By KRIS W. KOBACH

Last Updated: 10:47 AM, July 12, 2010

Posted: 12:49 AM, July 12, 2010

The Obama administration's lawsuit against the state of Arizona offers a revealing window into the Holder Justice Department. And the picture isn't pretty.

Consider what we learned when Secretary of State Hillary Clinton first let the cat out of the bag and told us about it during an interview in Ecuador. Clinton showed who was sitting in the driver's seat when it came to the Justice Department's decision: "President Obama has spoken out against the law because he thinks that the federal government should be determining immigration policy. And the Justice Department, under his direction, will be bringing a lawsuit against the act."

The key words here are "under his direction." In other words, the White House is calling the shots. The same political calculations that drove Obama to criticize the Arizona law in April also drove the filing of the suit. While that is fine for policy decisions in other executive departments, the litigation decisions of the Justice Department are different. Past administrations -- both Republican and Democratic -- have taken care to insulate these decisions from political forces.

The reasons for doing so are obvious.

The decision to file civil charges or to file a civil lawsuit should be based purely on the strength of the legal case against the defendant, not on politics. And when it comes to the Arizona law, the federal government's case is a weak one.

The Arizona law is a narrow measure that mirrors federal law -- making the Justice Department's preemption argument a difficult one, at best. Because other kinds of pre-emption don't apply, the department can only win if it can show a conflict with federal law. But there is no federal statute that Arizona's law conflicts with. The department's legal filings don't offer any answer to this fundamental problem.

The opinions of the Fourth, Fifth, Eighth, Ninth and Tenth Circuits of the US Court of Appeals (which are all of the circuits that have addressed the issue) also support the authority of Arizona to enact its law.

So do the two relevant opinions of the US Supreme Court. Another obstacle for the Obama administration is the fact that the Justice Department's Office of Legal Counsel in 2002 authored an opinion holding that state police officers have the authority to arrest illegal aliens -- the same authority underlying the Arizona law. Consequently, the department is arguing against its own previous opinion.

On top of that, the department's lawsuit was simply unnecessary. The ACLU and other organizations supporting open borders have already filed five suits, so the issue is being litigated.

This leads to the unavoidable suspicion that the White House ordered the Justice Department to file the suit for purely political reasons.

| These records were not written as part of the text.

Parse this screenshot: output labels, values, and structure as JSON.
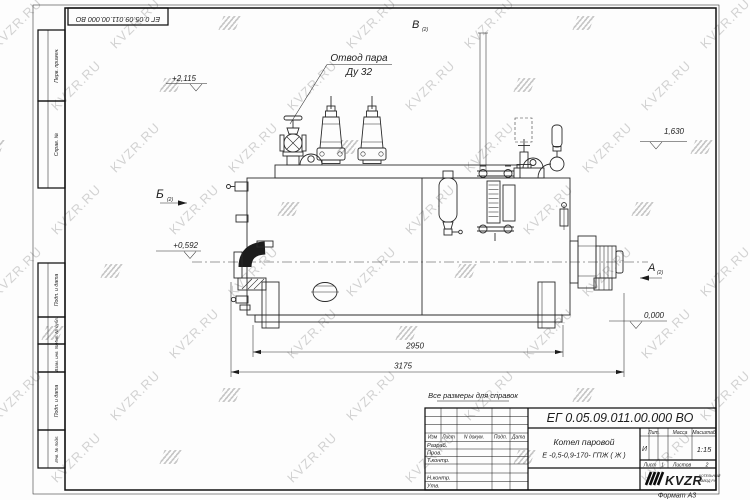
{
  "watermark": {
    "text": "KVZR.RU"
  },
  "frame": {
    "corner_stamp": "ЕГ 0.05.09.011.00.000  ВО",
    "margin": {
      "perv": "Перв. примен.",
      "sprav": "Справ. №",
      "podp_data1": "Подп. и дата",
      "inv_dubl": "Инв. № дубл.",
      "vzam_inv": "Взам. инв. №",
      "podp_data2": "Подп. и дата",
      "inv_podl": "Инв. № подл."
    }
  },
  "drawing": {
    "note": "Все размеры для справок",
    "steam_label1": "Отвод пара",
    "steam_label2": "Ду 32",
    "view_b": "Б",
    "view_v": "В",
    "view_a": "А",
    "view_sub": "(2)",
    "elev_top": "+2,115",
    "elev_right": "1,630",
    "elev_left": "+0,592",
    "elev_zero": "0,000",
    "dim_inner": "2950",
    "dim_overall": "3175"
  },
  "titleblock": {
    "doc_number": "ЕГ 0.05.09.011.00.000  ВО",
    "product1": "Котел паровой",
    "product2": "Е -0,5-0,9-170- ГПЖ ( Ж )",
    "col_izm": "Изм",
    "col_list": "Лист",
    "col_ndokum": "N докум.",
    "col_podp": "Подп.",
    "col_data": "Дата",
    "row_razrab": "Разраб.",
    "row_prov": "Пров.",
    "row_tkontr": "Т.контр.",
    "row_nkontr": "Н.контр.",
    "row_utv": "Утв.",
    "lit_label": "Лит.",
    "lit_value": "И",
    "mass_label": "Масса",
    "scale_label": "Масштаб",
    "scale_value": "1:15",
    "sheet_label": "Лист",
    "sheet_value": "1",
    "sheets_label": "Листов",
    "sheets_value": "2",
    "logo": "KVZR",
    "logo_sub1": "КОТЕЛЬНЫЙ",
    "logo_sub2": "ЗАВОД РУ",
    "format": "Формат А3"
  }
}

When one considers the Arizona lawsuit in contrast to last year's Justice Department decision to drop the voter-intimidation case against the New Black Panther Party, the conclusion becomes inescapable. In the Black Panther case, the defendants had failed to answer the charges against them, and all the Department had to do was ask the judge for a default judgment. But the political appointees of the Holder Justice Department came in and ordered the career department attorneys to drop the case.

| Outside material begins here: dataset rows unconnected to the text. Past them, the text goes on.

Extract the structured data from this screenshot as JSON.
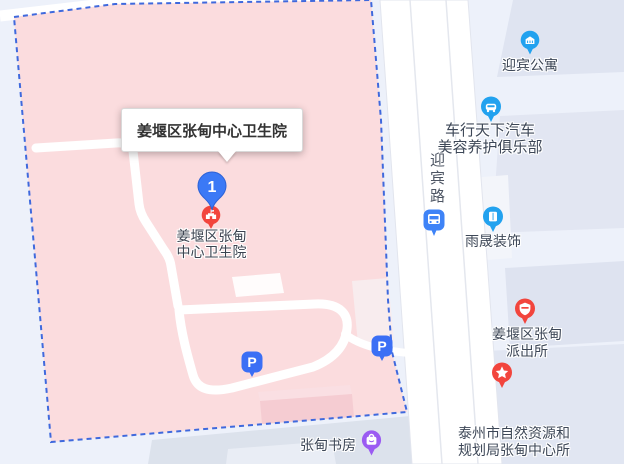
{
  "map": {
    "tooltip": {
      "text": "姜堰区张甸中心卫生院"
    },
    "marker": {
      "number": "1",
      "label_line1": "姜堰区张甸",
      "label_line2": "中心卫生院"
    },
    "road": {
      "name": "迎宾路"
    },
    "parking": {
      "label": "P"
    },
    "pois": [
      {
        "id": "yingbin-apartment",
        "lines": [
          "迎宾公寓"
        ]
      },
      {
        "id": "car-service-club",
        "lines": [
          "车行天下汽车",
          "美容养护俱乐部"
        ]
      },
      {
        "id": "yusheng-decoration",
        "lines": [
          "雨晟装饰"
        ]
      },
      {
        "id": "police-station",
        "lines": [
          "姜堰区张甸",
          "派出所"
        ]
      },
      {
        "id": "planning-bureau",
        "lines": [
          "泰州市自然资源和",
          "规划局张甸中心所"
        ]
      },
      {
        "id": "zhangdian-study",
        "lines": [
          "张甸书房"
        ]
      }
    ],
    "colors": {
      "area_fill": "#fbdcde",
      "area_border": "#3f69dd",
      "background": "#edf1fa",
      "marker_blue": "#3b79f6",
      "poi_red": "#f2453d",
      "poi_blue": "#22a2ef",
      "poi_purple": "#9b5bf2",
      "parking_blue": "#3b6ff5",
      "bus_blue": "#3e83f7"
    }
  }
}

So the department dropped a slam-dunk case and yet files a suit that is half-court shot. Neither decision makes sense if the law is guiding the department's litigation decisions. But both decisions make perfect sense if political calculations are foremost.

The lawsuit also shows that the Obama administration is devoting substantial department resources to stopping Arizona. The many lengthy filings suggest that many department attorneys are involved. Meanwhile, the flood of illegal-immigration crimes in the border states swells. When I served in the Ashcroft Justice Department in 2001-03, we were doing everything we could to reallocate department personnel and resources to fight those crimes and assist the border-state US Attorneys' office.

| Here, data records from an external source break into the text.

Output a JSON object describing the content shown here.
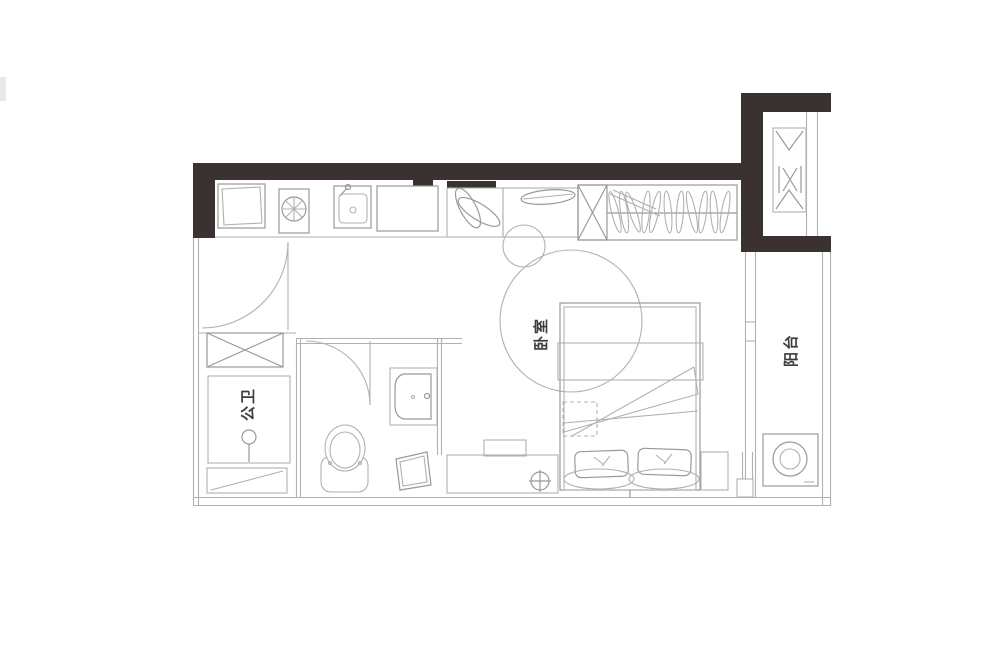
{
  "title": "studio-apartment-floor-plan",
  "rooms": {
    "bathroom": {
      "label": "公卫"
    },
    "bedroom": {
      "label": "卧室"
    },
    "balcony": {
      "label": "阳台"
    }
  },
  "colors": {
    "bg": "#ffffff",
    "wall": "#3a3231",
    "line": "#b2b1b0",
    "line_dark": "#9a9998",
    "label": "#3f3e3e"
  },
  "fixtures": [
    "entry-door",
    "kitchen-cabinet",
    "cooktop",
    "kitchen-sink",
    "fridge",
    "plant",
    "side-cabinet",
    "wardrobe",
    "duct-shaft",
    "shoe-cabinet",
    "shower",
    "shower-head",
    "bench",
    "toilet",
    "vanity-sink",
    "stool",
    "desk",
    "floor-drain",
    "bed",
    "pillow",
    "nightstand",
    "sliding-door",
    "washing-machine"
  ]
}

In contrast, the Obama administration is scaling back the prosecution of immigration cases and instead using those taxpayer-funded resources to stop a state that is trying to help. As long as politics are allowed to trump the law, such absurdities will only continue.

Kris W. Kobach is a professor at the Univer sity of Missouri (Kansas City) School of Law. He served as Attorney General John Ashcroft's counsel and chief adviser on immigration law during 2001-03 and co-authored Arizona's im migration law. He's a candidate for Kansas secretary of state.